8. Proteins are macromolecules formed by the polymerization of amino acids. Structurally, proteins are divided into four levels.
(a) Primary structure – It is the linear sequence of amino acids in a polypeptide chain.
(b) Secondary structure – The polypeptide chain is coiled to form a three-dimensional structure.
(c) Tertiary structure – The helical polypeptide chain is further coiled and folded to form a complex structure.
(d) Quaternary structure – More than one polypeptide chains assemble to form the quaternary structure.
Milk has many globular proteins. When milk is converted into curd or yoghurt, these complex proteins get denatured, thus converting globular proteins into fibrous proteins. Therefore, by the process of denaturation, the secondary and tertiary structures of proteins are destroyed.
9. Ball and stick models are 3-D molecular models that can be used to describe the structure of biomolecules. In ball and stick model, the atoms are represented as balls whereas the bonds that hold the atoms are represented by the sticks. Double and triple bonds are represented by springs that form curved connections between the balls. The size and colour of various atoms are different and are depicted by the relative size of the balls. It is the most fundamental and common model of representing biomolecular structures.
In the above ball and stick model of D-glucose, the oxygen atoms are represented by red balls, hydrogen atoms by blue balls, while carbon atoms are represented by grey balls.

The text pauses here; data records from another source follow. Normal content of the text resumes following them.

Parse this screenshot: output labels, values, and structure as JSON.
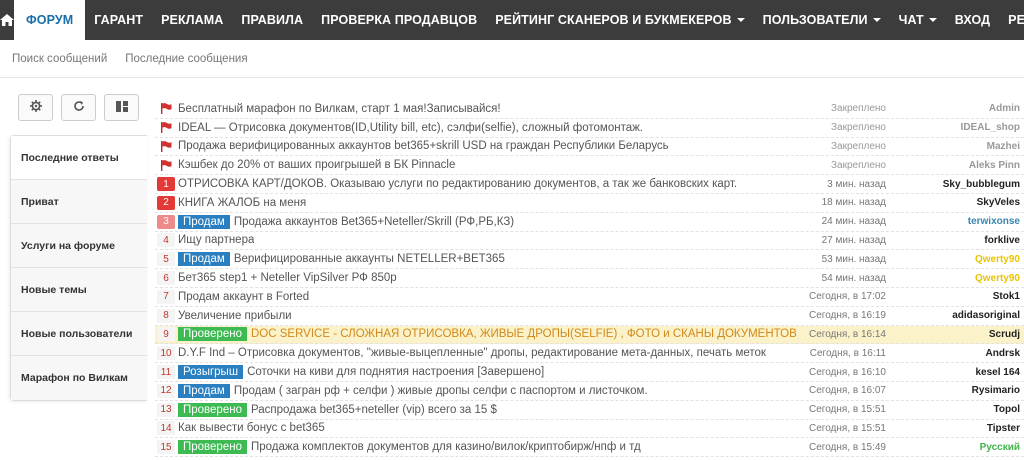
{
  "colors": {
    "nav_bg": "#3c3c3c",
    "active_nav_text": "#1a6fa8",
    "badge_sell": "#2a7fc0",
    "badge_checked": "#3dbb52",
    "badge_giveaway": "#2a7fc0",
    "user_teal": "#3a87ad",
    "user_yellow": "#e8c500",
    "user_green": "#41b34a",
    "highlight_row": "#fcf2c9"
  },
  "navbar": {
    "home_icon": "home-icon",
    "items": [
      {
        "label": "ФОРУМ",
        "active": true,
        "dropdown": false
      },
      {
        "label": "ГАРАНТ",
        "active": false,
        "dropdown": false
      },
      {
        "label": "РЕКЛАМА",
        "active": false,
        "dropdown": false
      },
      {
        "label": "ПРАВИЛА",
        "active": false,
        "dropdown": false
      },
      {
        "label": "ПРОВЕРКА ПРОДАВЦОВ",
        "active": false,
        "dropdown": false
      },
      {
        "label": "РЕЙТИНГ СКАНЕРОВ И БУКМЕКЕРОВ",
        "active": false,
        "dropdown": true
      },
      {
        "label": "ПОЛЬЗОВАТЕЛИ",
        "active": false,
        "dropdown": true
      },
      {
        "label": "ЧАТ",
        "active": false,
        "dropdown": true
      },
      {
        "label": "ВХОД",
        "active": false,
        "dropdown": false
      },
      {
        "label": "РЕГИСТРАЦИЯ",
        "active": false,
        "dropdown": false
      }
    ]
  },
  "subnav": {
    "search_messages": "Поиск сообщений",
    "recent_messages": "Последние сообщения"
  },
  "sidebar": {
    "tools": [
      "gear-icon",
      "refresh-icon",
      "layout-icon"
    ],
    "items": [
      {
        "label": "Последние ответы",
        "active": true
      },
      {
        "label": "Приват",
        "active": false
      },
      {
        "label": "Услуги на форуме",
        "active": false
      },
      {
        "label": "Новые темы",
        "active": false
      },
      {
        "label": "Новые пользователи",
        "active": false
      },
      {
        "label": "Марафон по Вилкам",
        "active": false
      }
    ]
  },
  "topics": [
    {
      "marker": "flag",
      "num": "",
      "badge": "",
      "title": "Бесплатный марафон по Вилкам, старт 1 мая!Записывайся!",
      "time": "Закреплено",
      "user": "Admin",
      "user_style": "pin"
    },
    {
      "marker": "flag",
      "num": "",
      "badge": "",
      "title": "IDEAL — Отрисовка документов(ID,Utility bill, etc), сэлфи(selfie), сложный фотомонтаж.",
      "time": "Закреплено",
      "user": "IDEAL_shop",
      "user_style": "pin"
    },
    {
      "marker": "flag",
      "num": "",
      "badge": "",
      "title": "Продажа верифицированных аккаунтов bet365+skrill USD на граждан Республики Беларусь",
      "time": "Закреплено",
      "user": "Mazhei",
      "user_style": "pin"
    },
    {
      "marker": "flag",
      "num": "",
      "badge": "",
      "title": "Кэшбек до 20% от ваших проигрышей в БК Pinnacle",
      "time": "Закреплено",
      "user": "Aleks Pinn",
      "user_style": "pin"
    },
    {
      "marker": "num",
      "num": "1",
      "num_style": "red",
      "badge": "",
      "title": "ОТРИСОВКА КАРТ/ДОКОВ. Оказываю услуги по редактированию документов, а так же банковских карт.",
      "time": "3 мин. назад",
      "user": "Sky_bubblegum",
      "user_style": "normal"
    },
    {
      "marker": "num",
      "num": "2",
      "num_style": "red",
      "badge": "",
      "title": "КНИГА ЖАЛОБ на меня",
      "time": "18 мин. назад",
      "user": "SkyVeles",
      "user_style": "normal"
    },
    {
      "marker": "num",
      "num": "3",
      "num_style": "pink",
      "badge": "Продам",
      "badge_type": "sell",
      "title": "Продажа аккаунтов Bet365+Neteller/Skrill (РФ,РБ,КЗ)",
      "time": "24 мин. назад",
      "user": "terwixonse",
      "user_style": "teal"
    },
    {
      "marker": "num",
      "num": "4",
      "num_style": "plain",
      "badge": "",
      "title": "Ищу партнера",
      "time": "27 мин. назад",
      "user": "forklive",
      "user_style": "normal"
    },
    {
      "marker": "num",
      "num": "5",
      "num_style": "plain",
      "badge": "Продам",
      "badge_type": "sell",
      "title": "Верифицированные аккаунты NETELLER+BET365",
      "time": "53 мин. назад",
      "user": "Qwerty90",
      "user_style": "yellow"
    },
    {
      "marker": "num",
      "num": "6",
      "num_style": "plain",
      "badge": "",
      "title": "Бет365 step1 + Neteller VipSilver РФ 850р",
      "time": "54 мин. назад",
      "user": "Qwerty90",
      "user_style": "yellow"
    },
    {
      "marker": "num",
      "num": "7",
      "num_style": "plain",
      "badge": "",
      "title": "Продам аккаунт в Forted",
      "time": "Сегодня, в 17:02",
      "user": "Stok1",
      "user_style": "normal"
    },
    {
      "marker": "num",
      "num": "8",
      "num_style": "plain",
      "badge": "",
      "title": "Увеличение прибыли",
      "time": "Сегодня, в 16:19",
      "user": "adidasoriginal",
      "user_style": "normal"
    },
    {
      "marker": "num",
      "num": "9",
      "num_style": "plain",
      "badge": "Проверено",
      "badge_type": "checked",
      "title": "DOC SERVICE - СЛОЖНАЯ ОТРИСОВКА, ЖИВЫЕ ДРОПЫ(SELFIE) , ФОТО и СКАНЫ ДОКУМЕНТОВ",
      "title_style": "gold",
      "highlight": true,
      "time": "Сегодня, в 16:14",
      "user": "Scrudj",
      "user_style": "normal"
    },
    {
      "marker": "num",
      "num": "10",
      "num_style": "plain",
      "badge": "",
      "title": "D.Y.F Ind  – Отрисовка документов, \"живые-выцепленные\" дропы, редактирование мета-данных, печать меток",
      "time": "Сегодня, в 16:11",
      "user": "Andrsk",
      "user_style": "normal"
    },
    {
      "marker": "num",
      "num": "11",
      "num_style": "plain",
      "badge": "Розыгрыш",
      "badge_type": "giveaway",
      "title": "Соточки на киви для поднятия настроения [Завершено]",
      "time": "Сегодня, в 16:10",
      "user": "kesel 164",
      "user_style": "normal"
    },
    {
      "marker": "num",
      "num": "12",
      "num_style": "plain",
      "badge": "Продам",
      "badge_type": "sell",
      "title": "Продам ( загран рф + селфи ) живые дропы селфи с паспортом и листочком.",
      "time": "Сегодня, в 16:07",
      "user": "Rysimario",
      "user_style": "normal"
    },
    {
      "marker": "num",
      "num": "13",
      "num_style": "plain",
      "badge": "Проверено",
      "badge_type": "checked",
      "title": "Распродажа bet365+neteller (vip) всего за 15 $",
      "time": "Сегодня, в 15:51",
      "user": "Topol",
      "user_style": "normal"
    },
    {
      "marker": "num",
      "num": "14",
      "num_style": "plain",
      "badge": "",
      "title": "Как вывести бонус с bet365",
      "time": "Сегодня, в 15:51",
      "user": "Tipster",
      "user_style": "normal"
    },
    {
      "marker": "num",
      "num": "15",
      "num_style": "plain",
      "badge": "Проверено",
      "badge_type": "checked",
      "title": "Продажа комплектов документов для казино/вилок/криптобирж/нпф и тд",
      "time": "Сегодня, в 15:49",
      "user": "Русский",
      "user_style": "green"
    }
  ]
}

10. Titrating a neutral or basic amino acid against a weak base will dissociate only one functional group, whereas titration between acidic amino acid and a weak acid will dissociate two or more functional groups.
11. Structure of alanine
12. Gums are hetero-polysaccharides. They are made from two or more different types of monosaccharide. On the other hand, fevicol is polyvinyl alcohol (PVA) glue. It is not a polysaccharide.
13. Qualitative tests for proteins, amino acids and fats:
i. Biuret test: The Biuret test for protein identifies the presence of protein by producing light blue to purple colour of the solution.
ii. Grease test for oil: Certain oils give a translucent stain on brown paper. This test can be used to show the presence of fat in vegetable oils.
iii. Ninhydrin test: If Ninhydrin reagent is added to the solution, then the colourless solution changes to pink, blue or purple colour depending on the type of amino acid.
14. Approximately, 100 billion tonnes of cellulose are made per year by all the plants in the biosphere and it takes 17 full grown trees to make one ton of paper. Trees are also used to fulfil the other requirements of man such as for timber, food, medicines, etc. Hence, it is difficult to calculate the annual consumption of plant material by man.
15. Properties of enzymes are:
(1) Enzymes are complex macromolecules with high molecular weight.
(2) They catalyze biochemical reactions in a cell. They help in the breakdown of large molecules into smaller molecules or bring together two smaller molecules to form a larger molecule.
(3) Enzymes do not start a reaction. However, they help in accelerating it.
(4) Enzymes affect the rate of biochemical reaction and not the direction.
(5) Most of the enzymes have high turnover number. Turnover number of an enzyme is the number of molecules of a substance that is acted upon by an enzyme per minute. High turnover number of enzymes increases the efficiency of reaction.
(6) Enzymes are specific in action.
(7) Enzymatic activity decreases with increase in temperature.
(8) They show maximum activity at an optimum pH of 6 – 8.
(9) The velocity of enzyme increases with increase in substrate concentration and then, ultimately reaches maximum velocity.